Trade Groups Backing Bill That Would Remove NCUA From Congressional Appropriations Process

WASHINGTON—NAFCU and CUNA are supporting an amendment to a House appropriations bill that would strike the section of the bill that would subject the NCUA budget to the congressional appropriations process.

NAFCU is urging credit unions to ask their lawmakers to support the amendment.

The House started discussing amendments to the fiscal 2018 Department of the Interior, Environment, and Related Agencies Appropriations Act (HR 3354) late last week. Further amendments, including the one that would keep the NCUA out of the congressional appropriations process, are expected to come up for voting this week.
 
In an email to NAFCU members, association Vice President of Legislative Affairs Brad Thaler explained that this amendment, offered by Reps. Mark Amodei (R-NV) and Pete Aguilar (D-CA), would strike section 906 of the appropriations bill, which is the section of the bill that would subject the NCUA to the appropriations process.
While the bill contains a number of regulatory relief provisions supported by NAFCU, the association is concerned about the long-term impact this section of the bill could have on the NCUA and credit unions.
NAFCU Executive Vice President of Government Affairs and General Counsel Carrie Hunt also urged lawmakers to support the amendment in a letter late last week to House Speaker Paul Ryan (R-WI) and House Minority Leader Nancy Pelosi (D-CA).
"NCUA has a long, successful track record as an independent regulator of credit unions, and is fully funded by the industry," she wrote. "Subjecting NCUA to the appropriations process could potentially increase costs to credit unions and their 110 million members.
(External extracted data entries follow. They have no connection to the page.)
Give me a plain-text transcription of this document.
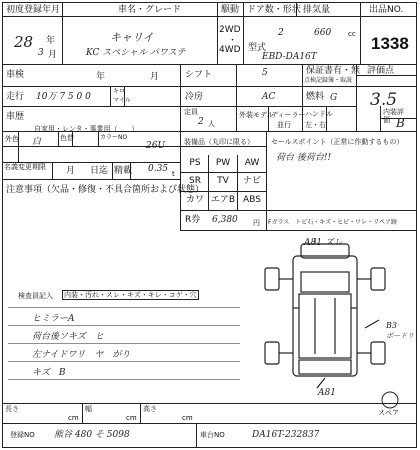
初度登録年月	車名・グレード	駆動 ドア数・形状 排気量	出品NO.
1338
28 年
3 月
キャリイ
KC スペシャル パワステ
2WD
・
4WD
2	660 cc
型式
EBD-DA16T
車検	年	月	シフト	5	保証書
点検記録簿・取説
有・無 評価点
3.5
走行 10万 7 5 0 0
キロ
マイル	冷房	AC	燃料 G
車歴
自家用・レンタ・事業用（　　）
定員
2 人
外装モデル
ディーラー
並行
ハンドル
左・右
内装評価 B
外色 白	色替	カラーNO
26U
名義変更期限 月 日迄 精載 0.35 t
注意事項（欠品・修復・不具合箇所および状態）
装備品（丸印に限る）
PS	PW	AW
SR	TV	ナビ
カワ エアB ABS
R券 6,380 円
セールスポイント（正常に作動するもの）
荷台 後荷台!!
Fガラス　トビ石・キズ・ヒビ・ワレ・リペア跡
A81 ズレ
B3
ボードリ
A81
スペア
検査員記入 内装・汚れ・スレ・キズ・キレ・コゲ・穴
ヒミラーA
荷台後ソキズ　ヒ
左ナイドワリ　ヤ　がり
キズ　B
長さ
cm
幅
cm
高さ
cm
登録NO 熊谷 480 そ 5098	車台NO	DA16T-232837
It could also impact the ability of NCUA to effectively regulate the industry."
CUNA said it is actively engaged and strongly supports the amendment.
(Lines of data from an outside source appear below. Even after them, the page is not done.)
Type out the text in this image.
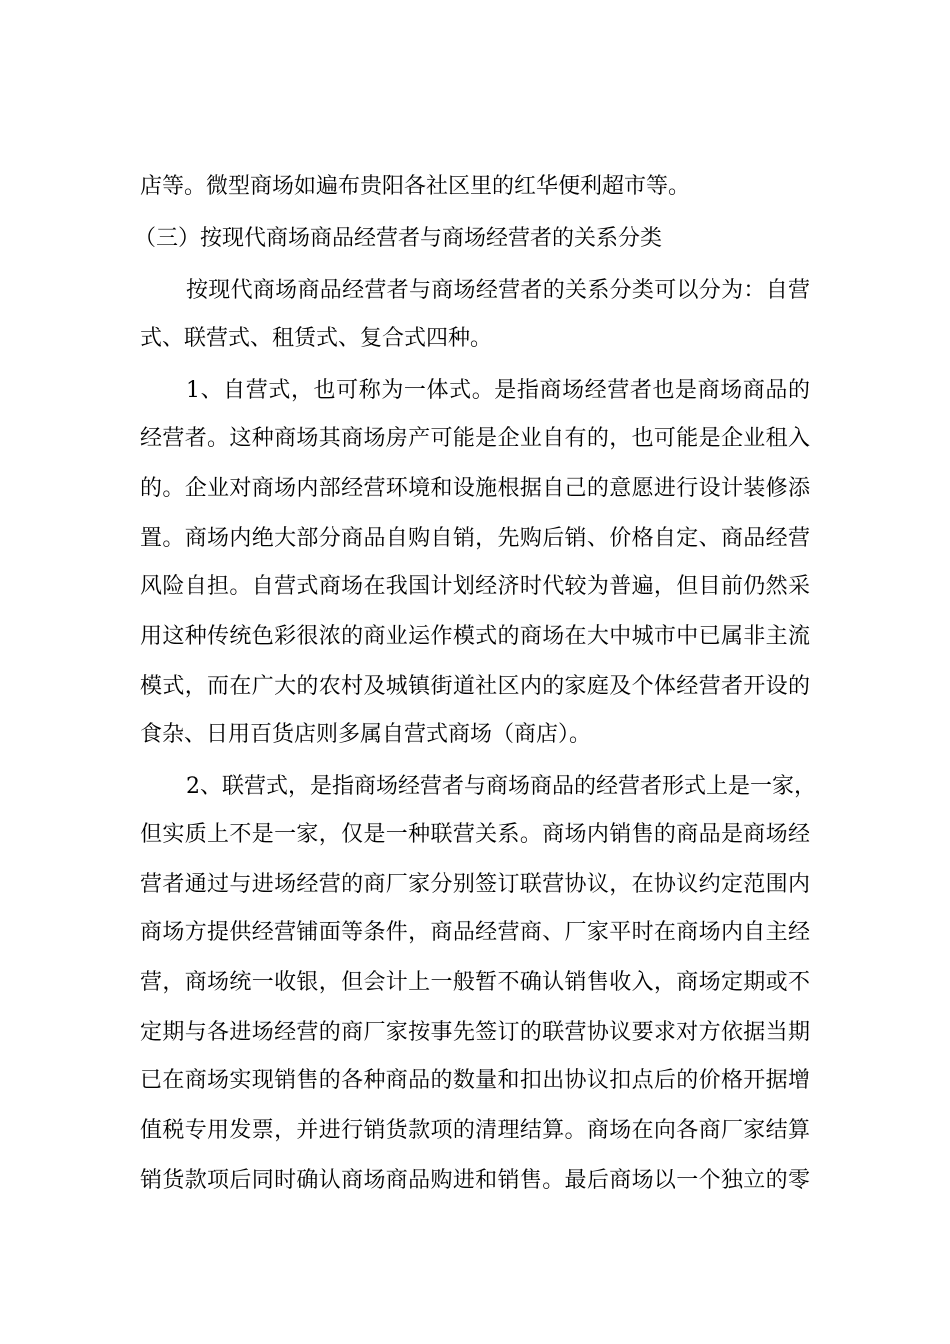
店等。微型商场如遍布贵阳各社区里的红华便利超市等。
（三）按现代商场商品经营者与商场经营者的关系分类
按现代商场商品经营者与商场经营者的关系分类可以分为：自营
式、联营式、租赁式、复合式四种。
1、自营式，也可称为一体式。是指商场经营者也是商场商品的
经营者。这种商场其商场房产可能是企业自有的，也可能是企业租入
的。企业对商场内部经营环境和设施根据自己的意愿进行设计装修添
置。商场内绝大部分商品自购自销，先购后销、价格自定、商品经营
风险自担。自营式商场在我国计划经济时代较为普遍，但目前仍然采
用这种传统色彩很浓的商业运作模式的商场在大中城市中已属非主流
模式，而在广大的农村及城镇街道社区内的家庭及个体经营者开设的
食杂、日用百货店则多属自营式商场（商店）。
2、联营式，是指商场经营者与商场商品的经营者形式上是一家，
但实质上不是一家，仅是一种联营关系。商场内销售的商品是商场经
营者通过与进场经营的商厂家分别签订联营协议，在协议约定范围内
商场方提供经营铺面等条件，商品经营商、厂家平时在商场内自主经
营，商场统一收银，但会计上一般暂不确认销售收入，商场定期或不
定期与各进场经营的商厂家按事先签订的联营协议要求对方依据当期
已在商场实现销售的各种商品的数量和扣出协议扣点后的价格开据增
值税专用发票，并进行销货款项的清理结算。商场在向各商厂家结算
销货款项后同时确认商场商品购进和销售。最后商场以一个独立的零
“We oppose Section 906 because it would jeopardize the independence of the federal credit union regulator and unnecessarily comingle credit union resources with taxpayer resources, potentially causing credit union resources to be used to pay for other areas of government,” CUNA President/CEO Jim Nussle wrote to Amodei and Aguilar.

“Maintaining a separate, independent federal credit union regulator and insurer is critically important to the credit union system, and the structural and mission-driven differences between credit unions and banks necessitate such a regulatory scheme: credit unions' not-for-profit structure and their mission to promote thrift and provide access to credit for provident purposes are fundamentally different than other financial services providers,” Nussle added.
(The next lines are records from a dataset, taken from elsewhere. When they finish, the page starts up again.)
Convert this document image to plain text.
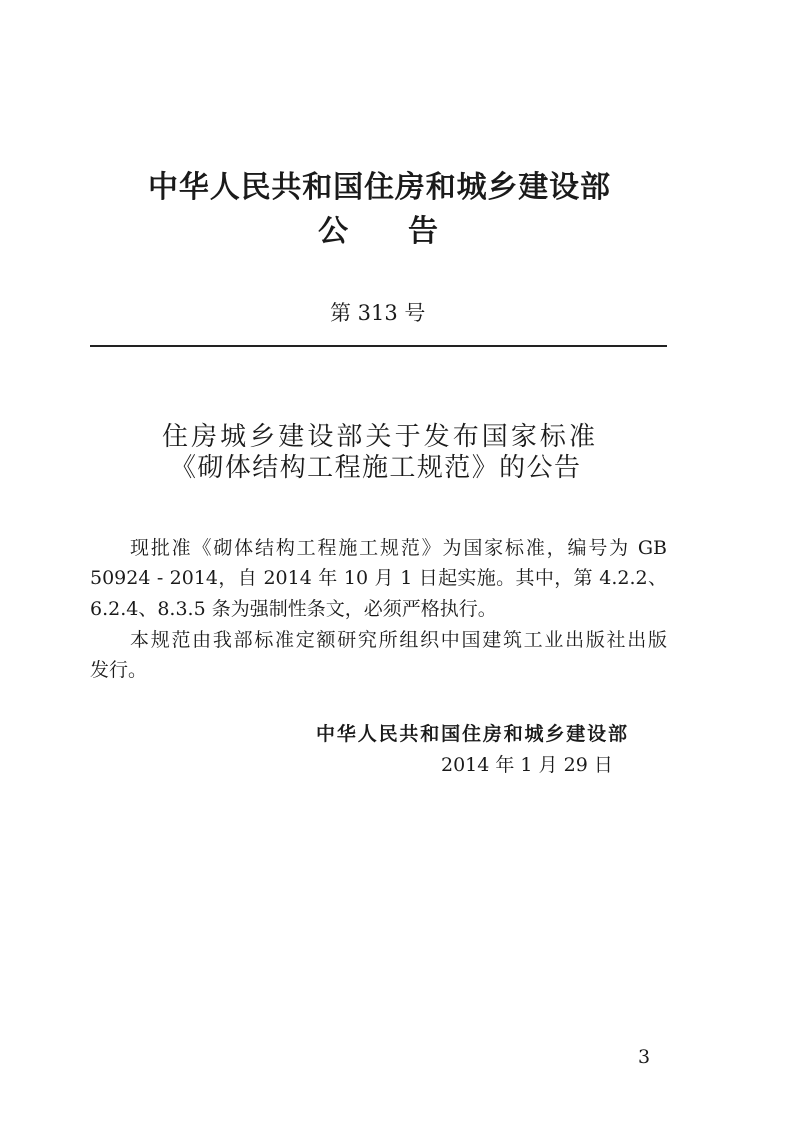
中华人民共和国住房和城乡建设部
公　告
第 313 号
住房城乡建设部关于发布国家标准
《砌体结构工程施工规范》的公告
现批准《砌体结构工程施工规范》为国家标准，编号为 GB
50924 - 2014，自 2014 年 10 月 1 日起实施。其中，第 4.2.2、
6.2.4、8.3.5 条为强制性条文，必须严格执行。
本规范由我部标准定额研究所组织中国建筑工业出版社出版
发行。
中华人民共和国住房和城乡建设部
2014 年 1 月 29 日
3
Since NCUA is funded by credit unions and their members, not by taxpayers, credit unions and their members remain willing to pay for their own regulatory agency, provided there is sufficient transparency with respect to the agency’s budget and overhead transfer rate, Nussle emphasized.

CUNA stated that it believes that NCUA, particularly under current leadership, has made great progress in increasing transparency.

In the letter, Nussle also noted that subjecting NCUA to the appropriations process could be viewed as a tax, as credit union resources could be appropriated to pay for or offset other government priorities.

“Credit unions, which are tax exempt based on their structure as not-for-profit financial cooperatives and their mission to promote thrift and provide access to credit for provident purposes, are not required to pay for other areas of the federal government nor are taxpayers called on to pay for NCUA operations. There is no compelling reason to change that arrangement,” Nussle wrote.